Larcher maintient la pression

Dans cette attente, le président "Les Républicains" du Sénat, Gérard Larcher, continue de mettre la pression et répète à qui veut l'entendre son désaccord avec l'exécutif sur ce projet de révision constitutionnelle. Il milite ainsi pour une faible dose de proportionnelle pour les élections des députés "la plus mesurée possible", soit 10%... "La question de la proportionnelle, je n'y suis pas favorable pour les députés parce que le fait majoritaire repose sur le scrutin majoritaire et la Ve République repose là-dessus", a déclaré Gérard Larcher sur Europe1 dimanche.

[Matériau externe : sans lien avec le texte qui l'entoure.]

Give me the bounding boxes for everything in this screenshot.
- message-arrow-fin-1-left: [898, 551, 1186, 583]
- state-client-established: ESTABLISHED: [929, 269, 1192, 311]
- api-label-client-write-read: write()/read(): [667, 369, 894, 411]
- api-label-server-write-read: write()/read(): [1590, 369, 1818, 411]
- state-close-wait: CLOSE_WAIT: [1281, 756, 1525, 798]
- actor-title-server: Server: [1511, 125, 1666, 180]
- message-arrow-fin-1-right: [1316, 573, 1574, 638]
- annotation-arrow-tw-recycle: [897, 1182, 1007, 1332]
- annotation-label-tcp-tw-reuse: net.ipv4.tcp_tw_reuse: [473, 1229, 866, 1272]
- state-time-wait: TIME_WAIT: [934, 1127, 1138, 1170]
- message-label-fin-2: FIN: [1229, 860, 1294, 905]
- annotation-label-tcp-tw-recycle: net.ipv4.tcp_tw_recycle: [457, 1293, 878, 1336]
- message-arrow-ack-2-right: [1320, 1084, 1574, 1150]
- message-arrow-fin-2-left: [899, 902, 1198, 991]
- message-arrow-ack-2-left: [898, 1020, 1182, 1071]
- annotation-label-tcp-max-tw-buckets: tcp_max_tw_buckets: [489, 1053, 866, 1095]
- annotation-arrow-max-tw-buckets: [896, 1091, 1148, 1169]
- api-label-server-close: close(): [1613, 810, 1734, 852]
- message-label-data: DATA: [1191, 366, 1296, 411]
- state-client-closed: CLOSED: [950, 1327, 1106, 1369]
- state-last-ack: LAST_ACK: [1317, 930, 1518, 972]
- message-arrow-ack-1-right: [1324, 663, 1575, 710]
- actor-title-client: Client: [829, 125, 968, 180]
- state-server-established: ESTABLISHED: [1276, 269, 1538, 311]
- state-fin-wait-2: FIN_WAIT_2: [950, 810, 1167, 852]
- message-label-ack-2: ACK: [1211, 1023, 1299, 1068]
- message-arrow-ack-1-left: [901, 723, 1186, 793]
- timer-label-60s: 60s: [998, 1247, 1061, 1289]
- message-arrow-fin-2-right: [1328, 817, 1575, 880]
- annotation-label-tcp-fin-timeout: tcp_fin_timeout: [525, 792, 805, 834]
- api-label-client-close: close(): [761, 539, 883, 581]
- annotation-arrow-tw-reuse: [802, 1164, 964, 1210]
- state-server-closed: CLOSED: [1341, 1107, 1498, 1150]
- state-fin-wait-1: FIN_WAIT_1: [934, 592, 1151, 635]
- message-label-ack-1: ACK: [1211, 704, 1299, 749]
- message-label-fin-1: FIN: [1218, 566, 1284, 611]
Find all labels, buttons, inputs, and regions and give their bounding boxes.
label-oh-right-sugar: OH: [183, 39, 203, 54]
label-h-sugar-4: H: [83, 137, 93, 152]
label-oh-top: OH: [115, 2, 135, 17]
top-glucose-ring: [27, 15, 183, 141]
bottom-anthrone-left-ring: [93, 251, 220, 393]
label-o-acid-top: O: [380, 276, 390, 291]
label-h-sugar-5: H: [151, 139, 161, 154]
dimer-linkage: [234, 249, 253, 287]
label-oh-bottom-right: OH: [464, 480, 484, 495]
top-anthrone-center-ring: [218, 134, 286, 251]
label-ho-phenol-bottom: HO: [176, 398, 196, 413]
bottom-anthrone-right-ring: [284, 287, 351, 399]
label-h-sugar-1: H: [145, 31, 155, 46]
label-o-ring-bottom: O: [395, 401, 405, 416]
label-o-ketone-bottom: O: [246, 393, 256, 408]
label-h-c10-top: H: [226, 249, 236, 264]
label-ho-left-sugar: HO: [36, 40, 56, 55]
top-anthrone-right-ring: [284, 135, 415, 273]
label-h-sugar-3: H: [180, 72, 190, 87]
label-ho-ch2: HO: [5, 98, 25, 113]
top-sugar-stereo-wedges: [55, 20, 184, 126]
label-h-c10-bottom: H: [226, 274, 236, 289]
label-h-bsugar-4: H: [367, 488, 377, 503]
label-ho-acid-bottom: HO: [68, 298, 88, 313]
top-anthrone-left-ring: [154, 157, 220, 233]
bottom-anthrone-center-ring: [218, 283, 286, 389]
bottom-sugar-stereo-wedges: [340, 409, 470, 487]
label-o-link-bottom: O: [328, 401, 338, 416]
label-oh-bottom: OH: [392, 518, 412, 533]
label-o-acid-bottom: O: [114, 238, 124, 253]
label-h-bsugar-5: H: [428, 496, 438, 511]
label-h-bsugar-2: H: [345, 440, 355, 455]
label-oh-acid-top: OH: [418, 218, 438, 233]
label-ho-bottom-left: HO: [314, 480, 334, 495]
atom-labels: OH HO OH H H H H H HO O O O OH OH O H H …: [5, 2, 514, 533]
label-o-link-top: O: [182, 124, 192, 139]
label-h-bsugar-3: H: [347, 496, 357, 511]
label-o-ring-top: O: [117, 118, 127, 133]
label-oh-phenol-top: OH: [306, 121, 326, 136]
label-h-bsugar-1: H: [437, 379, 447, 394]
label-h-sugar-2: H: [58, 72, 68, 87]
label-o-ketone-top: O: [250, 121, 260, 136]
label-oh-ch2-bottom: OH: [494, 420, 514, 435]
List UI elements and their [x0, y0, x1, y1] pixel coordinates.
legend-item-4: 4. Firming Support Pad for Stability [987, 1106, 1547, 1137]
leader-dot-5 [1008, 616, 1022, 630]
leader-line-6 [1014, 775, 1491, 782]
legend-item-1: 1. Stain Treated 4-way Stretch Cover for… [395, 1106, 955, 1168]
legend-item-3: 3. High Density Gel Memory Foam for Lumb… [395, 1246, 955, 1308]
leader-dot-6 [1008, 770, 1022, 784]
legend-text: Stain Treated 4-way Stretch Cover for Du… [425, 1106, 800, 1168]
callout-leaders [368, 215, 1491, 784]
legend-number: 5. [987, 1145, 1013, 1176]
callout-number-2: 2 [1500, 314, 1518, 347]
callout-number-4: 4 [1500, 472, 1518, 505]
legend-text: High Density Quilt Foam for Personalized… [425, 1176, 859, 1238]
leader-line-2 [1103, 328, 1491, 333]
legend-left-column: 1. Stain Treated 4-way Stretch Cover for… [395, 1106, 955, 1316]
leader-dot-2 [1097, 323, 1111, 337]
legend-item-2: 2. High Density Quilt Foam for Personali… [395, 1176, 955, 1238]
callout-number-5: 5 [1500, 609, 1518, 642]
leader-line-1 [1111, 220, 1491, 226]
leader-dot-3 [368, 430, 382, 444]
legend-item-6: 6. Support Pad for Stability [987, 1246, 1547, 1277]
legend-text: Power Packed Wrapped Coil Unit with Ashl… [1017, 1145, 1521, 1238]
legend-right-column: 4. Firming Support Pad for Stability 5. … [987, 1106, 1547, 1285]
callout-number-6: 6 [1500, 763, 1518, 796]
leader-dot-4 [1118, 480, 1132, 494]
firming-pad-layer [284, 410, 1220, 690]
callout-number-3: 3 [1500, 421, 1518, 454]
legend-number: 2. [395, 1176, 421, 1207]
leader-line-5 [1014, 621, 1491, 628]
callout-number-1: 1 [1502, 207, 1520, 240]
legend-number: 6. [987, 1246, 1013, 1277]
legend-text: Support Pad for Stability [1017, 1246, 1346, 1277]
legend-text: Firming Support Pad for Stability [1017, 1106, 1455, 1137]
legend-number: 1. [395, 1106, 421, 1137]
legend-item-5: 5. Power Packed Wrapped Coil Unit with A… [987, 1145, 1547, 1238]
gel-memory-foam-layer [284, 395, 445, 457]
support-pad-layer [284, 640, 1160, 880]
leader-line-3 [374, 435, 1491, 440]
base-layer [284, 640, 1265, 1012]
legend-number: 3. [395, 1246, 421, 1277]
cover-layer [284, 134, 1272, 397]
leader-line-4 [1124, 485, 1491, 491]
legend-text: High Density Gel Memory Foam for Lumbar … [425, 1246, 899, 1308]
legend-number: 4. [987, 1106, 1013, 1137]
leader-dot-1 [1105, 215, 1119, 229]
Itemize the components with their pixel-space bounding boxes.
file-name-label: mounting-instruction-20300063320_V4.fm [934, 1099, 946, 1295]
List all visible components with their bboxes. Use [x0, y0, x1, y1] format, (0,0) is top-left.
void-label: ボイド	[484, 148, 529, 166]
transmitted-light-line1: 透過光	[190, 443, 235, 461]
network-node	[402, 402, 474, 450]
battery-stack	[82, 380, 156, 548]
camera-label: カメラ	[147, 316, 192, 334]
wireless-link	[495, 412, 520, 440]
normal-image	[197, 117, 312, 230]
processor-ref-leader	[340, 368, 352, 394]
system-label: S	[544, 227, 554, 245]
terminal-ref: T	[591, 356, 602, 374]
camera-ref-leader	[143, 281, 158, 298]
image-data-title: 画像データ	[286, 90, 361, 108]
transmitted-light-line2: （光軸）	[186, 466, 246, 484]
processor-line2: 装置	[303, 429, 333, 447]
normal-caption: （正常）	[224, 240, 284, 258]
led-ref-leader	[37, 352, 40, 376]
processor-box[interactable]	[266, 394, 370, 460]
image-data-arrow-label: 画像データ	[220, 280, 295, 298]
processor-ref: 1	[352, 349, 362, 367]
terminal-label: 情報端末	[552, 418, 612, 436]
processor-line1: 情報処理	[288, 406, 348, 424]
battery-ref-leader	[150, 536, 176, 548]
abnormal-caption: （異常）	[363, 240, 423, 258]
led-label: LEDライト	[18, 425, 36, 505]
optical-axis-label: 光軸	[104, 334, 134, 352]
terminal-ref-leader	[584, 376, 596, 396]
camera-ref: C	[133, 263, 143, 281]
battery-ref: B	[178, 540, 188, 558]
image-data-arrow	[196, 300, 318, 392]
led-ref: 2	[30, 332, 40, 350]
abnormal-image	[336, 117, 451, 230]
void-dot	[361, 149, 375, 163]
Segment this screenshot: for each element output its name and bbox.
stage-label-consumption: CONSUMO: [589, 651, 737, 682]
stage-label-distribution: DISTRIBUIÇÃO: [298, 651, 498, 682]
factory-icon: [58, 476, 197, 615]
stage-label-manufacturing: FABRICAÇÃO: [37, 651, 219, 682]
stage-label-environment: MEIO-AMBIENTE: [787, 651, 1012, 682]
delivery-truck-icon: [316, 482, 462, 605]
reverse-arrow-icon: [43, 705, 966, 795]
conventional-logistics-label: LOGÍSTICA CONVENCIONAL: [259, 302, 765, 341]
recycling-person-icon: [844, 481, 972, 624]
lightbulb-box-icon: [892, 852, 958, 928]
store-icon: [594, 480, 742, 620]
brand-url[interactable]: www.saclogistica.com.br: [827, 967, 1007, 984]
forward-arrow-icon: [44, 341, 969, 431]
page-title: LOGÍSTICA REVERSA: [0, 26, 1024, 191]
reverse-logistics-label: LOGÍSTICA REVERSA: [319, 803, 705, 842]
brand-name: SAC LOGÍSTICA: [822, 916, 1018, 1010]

"Je militerai pour une proportionnelle qui soit la plus mesurée possible pour ne pas nous conduire au spectacle auquel nous avons assisté en Allemagne"... Aujourd'hui, les députés sont élus au scrutin majoritaire. Une dose de proportionnelle permettrait plutôt d'attribuer des sièges en fonction du nombre de voix. Selon Gérard Larcher, "plus de 70% des sénateurs sont élus à la proportionnelle".

Le président de l'Assemblée nationale, François de Rugy, avait fait savoir en janvier dernier qu'il souhaitait que 100 députés sur 400 - après réduction du nombre de députés - soient élus de cette façon... Le projet de révision constitutionnelle du gouvernement prévoit, en plus de l'introduction d'une dose de proportionnelle aux élections législatives, la réduction du nombre de parlementaires et le non-cumul des mandats dans le temps.

Plutôt 25% ?

Le couple exécutif, qui doit obtenir une majorité des trois cinquièmes du Parlement pour adopter la réforme, a prévenu qu'en cas de blocage de l'opposition - notamment au sein d'un Sénat à majorité de droite-, il pourrait donc avoir recours au référendum, tout en précisant que cette option n'avait pas sa préférence...

Selon Larcher, "un exécutif fort ne doit pas avoir peur d'un parlement fort" : L'occasion de répéter son attachement à l'idée d'avoir un député par département afin d'"éviter d'avoir une France qui se sent abandonnée, fracturée".

Le Premier ministre Edouard Philippe, qui a achevé mercredi dix jours de consultations sur son projet de réforme rendra tout à l'heure ses conclusions à Emmanuel Macron. Concernant la dose de proportionnelle, l'exécutif penche plutôt pour un chiffre proche de 25%...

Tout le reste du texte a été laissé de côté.